May 25: Spreading the Good News

In the Acts of the Apostles, St. Paul offers us an important clue about how to successfully “Evangelize” (or spread the Good News of the Gospel). He regularly presents his message in a language that would make sense to his hearers! He does not dilute or compromise the message, but he tries to express it in language that will give an opening to an audience totally unfamiliar with the Jewish scriptures and equally unfamiliar with the Risen Jesus. This is something we need to remember, whether we are taking the Gospel message to a culture which has never heard it before or to one which has lost it.

For example, St. Paul took his cue (in Acts 17) from an altar he saw in Athens, dedicated to an “unknown” god.

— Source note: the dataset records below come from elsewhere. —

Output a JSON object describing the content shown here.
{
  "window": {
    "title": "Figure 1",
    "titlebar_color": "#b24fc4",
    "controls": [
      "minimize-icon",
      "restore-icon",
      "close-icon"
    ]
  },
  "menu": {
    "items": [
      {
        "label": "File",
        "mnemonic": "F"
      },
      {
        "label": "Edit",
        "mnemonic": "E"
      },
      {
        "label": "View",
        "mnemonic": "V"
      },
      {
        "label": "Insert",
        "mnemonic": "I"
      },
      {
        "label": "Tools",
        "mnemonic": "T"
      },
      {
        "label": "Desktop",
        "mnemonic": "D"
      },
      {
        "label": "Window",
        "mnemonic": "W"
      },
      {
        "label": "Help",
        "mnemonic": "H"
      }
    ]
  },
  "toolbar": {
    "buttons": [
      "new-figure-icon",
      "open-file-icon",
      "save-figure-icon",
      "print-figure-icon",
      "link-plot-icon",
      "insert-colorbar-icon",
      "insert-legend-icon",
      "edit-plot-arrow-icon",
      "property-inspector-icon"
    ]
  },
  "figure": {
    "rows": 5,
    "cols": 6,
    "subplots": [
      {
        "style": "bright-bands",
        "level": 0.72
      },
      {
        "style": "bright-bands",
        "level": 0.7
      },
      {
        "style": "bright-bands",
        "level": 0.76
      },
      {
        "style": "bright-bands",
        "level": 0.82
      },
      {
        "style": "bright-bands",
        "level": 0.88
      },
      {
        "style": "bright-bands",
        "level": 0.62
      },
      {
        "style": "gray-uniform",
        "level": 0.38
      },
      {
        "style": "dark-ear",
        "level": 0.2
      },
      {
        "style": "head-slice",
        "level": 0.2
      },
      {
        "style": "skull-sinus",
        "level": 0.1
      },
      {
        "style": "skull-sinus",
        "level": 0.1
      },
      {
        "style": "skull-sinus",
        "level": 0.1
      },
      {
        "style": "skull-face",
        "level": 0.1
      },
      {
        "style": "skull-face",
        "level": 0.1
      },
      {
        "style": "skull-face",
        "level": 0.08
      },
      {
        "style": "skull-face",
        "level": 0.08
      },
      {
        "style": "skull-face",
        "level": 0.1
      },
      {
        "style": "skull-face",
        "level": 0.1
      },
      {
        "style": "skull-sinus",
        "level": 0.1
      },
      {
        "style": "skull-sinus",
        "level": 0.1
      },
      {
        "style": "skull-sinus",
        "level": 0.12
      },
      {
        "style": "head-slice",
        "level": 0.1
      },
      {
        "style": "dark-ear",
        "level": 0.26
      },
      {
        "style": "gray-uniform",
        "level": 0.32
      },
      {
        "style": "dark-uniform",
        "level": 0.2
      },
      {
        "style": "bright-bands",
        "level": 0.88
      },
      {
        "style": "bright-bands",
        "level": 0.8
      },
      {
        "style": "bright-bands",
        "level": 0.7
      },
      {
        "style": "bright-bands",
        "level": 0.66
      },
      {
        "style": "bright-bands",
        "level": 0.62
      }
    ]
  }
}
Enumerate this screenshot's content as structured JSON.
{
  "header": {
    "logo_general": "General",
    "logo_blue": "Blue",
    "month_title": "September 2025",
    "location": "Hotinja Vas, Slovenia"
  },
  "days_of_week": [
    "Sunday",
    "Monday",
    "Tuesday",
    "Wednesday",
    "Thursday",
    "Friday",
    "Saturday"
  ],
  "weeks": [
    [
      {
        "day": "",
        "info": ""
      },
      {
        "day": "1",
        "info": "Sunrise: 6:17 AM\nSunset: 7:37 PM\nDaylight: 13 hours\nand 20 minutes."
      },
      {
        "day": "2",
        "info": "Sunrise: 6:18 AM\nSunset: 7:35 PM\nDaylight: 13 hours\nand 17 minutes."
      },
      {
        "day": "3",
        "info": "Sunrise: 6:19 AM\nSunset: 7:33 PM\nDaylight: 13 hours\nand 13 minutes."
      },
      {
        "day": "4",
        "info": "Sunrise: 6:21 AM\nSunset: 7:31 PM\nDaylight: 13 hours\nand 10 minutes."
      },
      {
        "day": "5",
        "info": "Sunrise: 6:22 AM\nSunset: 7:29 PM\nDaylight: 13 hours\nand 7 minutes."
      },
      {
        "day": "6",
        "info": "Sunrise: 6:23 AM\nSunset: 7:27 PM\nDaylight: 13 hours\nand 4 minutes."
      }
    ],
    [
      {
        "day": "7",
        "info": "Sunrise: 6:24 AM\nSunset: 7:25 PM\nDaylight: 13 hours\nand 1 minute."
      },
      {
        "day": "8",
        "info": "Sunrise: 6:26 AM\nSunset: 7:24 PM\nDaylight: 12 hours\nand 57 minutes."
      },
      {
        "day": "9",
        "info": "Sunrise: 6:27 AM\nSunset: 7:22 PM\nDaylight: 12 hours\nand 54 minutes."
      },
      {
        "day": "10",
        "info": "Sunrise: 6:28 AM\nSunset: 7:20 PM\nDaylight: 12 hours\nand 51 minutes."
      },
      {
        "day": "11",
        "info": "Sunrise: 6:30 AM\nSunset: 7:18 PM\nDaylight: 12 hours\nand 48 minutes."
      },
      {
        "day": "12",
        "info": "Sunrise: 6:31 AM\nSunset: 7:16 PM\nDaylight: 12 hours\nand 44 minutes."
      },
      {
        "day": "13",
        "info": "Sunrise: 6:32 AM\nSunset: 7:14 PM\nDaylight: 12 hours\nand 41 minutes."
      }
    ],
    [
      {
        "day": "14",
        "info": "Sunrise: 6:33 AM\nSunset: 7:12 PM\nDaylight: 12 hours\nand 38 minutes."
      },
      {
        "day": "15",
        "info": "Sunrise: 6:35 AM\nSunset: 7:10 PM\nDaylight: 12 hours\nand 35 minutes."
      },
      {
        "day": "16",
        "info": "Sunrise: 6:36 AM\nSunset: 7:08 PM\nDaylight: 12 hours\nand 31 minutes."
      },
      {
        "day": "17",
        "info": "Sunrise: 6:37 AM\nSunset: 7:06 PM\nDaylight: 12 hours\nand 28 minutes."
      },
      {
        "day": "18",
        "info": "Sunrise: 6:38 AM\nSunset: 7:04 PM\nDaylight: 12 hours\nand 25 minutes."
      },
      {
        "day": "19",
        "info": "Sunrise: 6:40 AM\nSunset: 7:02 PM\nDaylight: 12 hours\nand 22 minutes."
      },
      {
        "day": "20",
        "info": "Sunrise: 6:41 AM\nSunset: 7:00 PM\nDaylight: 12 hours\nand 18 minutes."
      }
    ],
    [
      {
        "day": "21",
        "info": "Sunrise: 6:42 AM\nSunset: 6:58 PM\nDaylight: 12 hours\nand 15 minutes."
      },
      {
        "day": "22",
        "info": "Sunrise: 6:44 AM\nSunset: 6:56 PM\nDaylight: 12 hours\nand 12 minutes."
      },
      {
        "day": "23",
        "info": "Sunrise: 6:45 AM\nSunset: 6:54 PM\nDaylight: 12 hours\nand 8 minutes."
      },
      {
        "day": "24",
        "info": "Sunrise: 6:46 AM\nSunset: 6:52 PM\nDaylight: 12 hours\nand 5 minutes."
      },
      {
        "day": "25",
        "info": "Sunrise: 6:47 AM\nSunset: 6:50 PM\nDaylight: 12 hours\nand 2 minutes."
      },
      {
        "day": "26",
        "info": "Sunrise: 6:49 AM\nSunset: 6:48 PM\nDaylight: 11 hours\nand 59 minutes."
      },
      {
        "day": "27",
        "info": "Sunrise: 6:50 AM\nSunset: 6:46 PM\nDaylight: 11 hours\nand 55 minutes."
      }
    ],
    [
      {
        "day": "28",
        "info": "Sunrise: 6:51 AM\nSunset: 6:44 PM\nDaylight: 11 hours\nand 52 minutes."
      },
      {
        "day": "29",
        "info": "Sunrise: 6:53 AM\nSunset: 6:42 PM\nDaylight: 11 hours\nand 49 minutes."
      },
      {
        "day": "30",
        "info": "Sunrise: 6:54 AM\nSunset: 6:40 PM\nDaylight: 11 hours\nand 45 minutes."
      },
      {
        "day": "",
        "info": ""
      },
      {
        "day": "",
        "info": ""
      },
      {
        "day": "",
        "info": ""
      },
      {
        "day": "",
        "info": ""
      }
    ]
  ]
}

Those, like the Greeks, who believed in many Gods, used to dedicate altars to “unknown gods,” in case they incurred the vengeance of gods whose names they did not know. It was a kind of all-inclusive title. While it was a way to make sure that none of the many Greek gods was left unworshipped, it also indicated their powerful superstition. St. Paul uses the practice for his own ends and also turns back the charge of preaching about “outlandish” gods which people had never heard of. And he goes on to spell out for them just who this “unknown” God really is.

St. Paul declares: He is the God who made this world and all that lives in it. He is the Lord who pervades the heavens and the earth and is not confined to man-made sanctuaries. Nor does He need the help of any human. On the contrary, it is He who gives life and breath and everything with it. He made from one the whole human race, meaning that all people belong to one family (Athenians, Romans, Greeks, “barbarians,” Jews, Gentiles). This is a belief we assert every time we pray “Our Father…” Through His creation God made His presence evident all over the world, “so that people might seek God, even perhaps grope for Him and find Him, though indeed He is not far from any of us.” All of these notions are taken right from the Greek philosophical “playbook,” so to speak. St. Paul freely adopts the Greek notions and reasoning, but personally attaches every one of them to the very real and personal God of all, whom we know and love through His Son Jesus. Thus, St. Paul to expressed the Faith in language that would give an opening to his audience, and not only an opening but an invitation to pass through. Why would we think it should be any different for us today?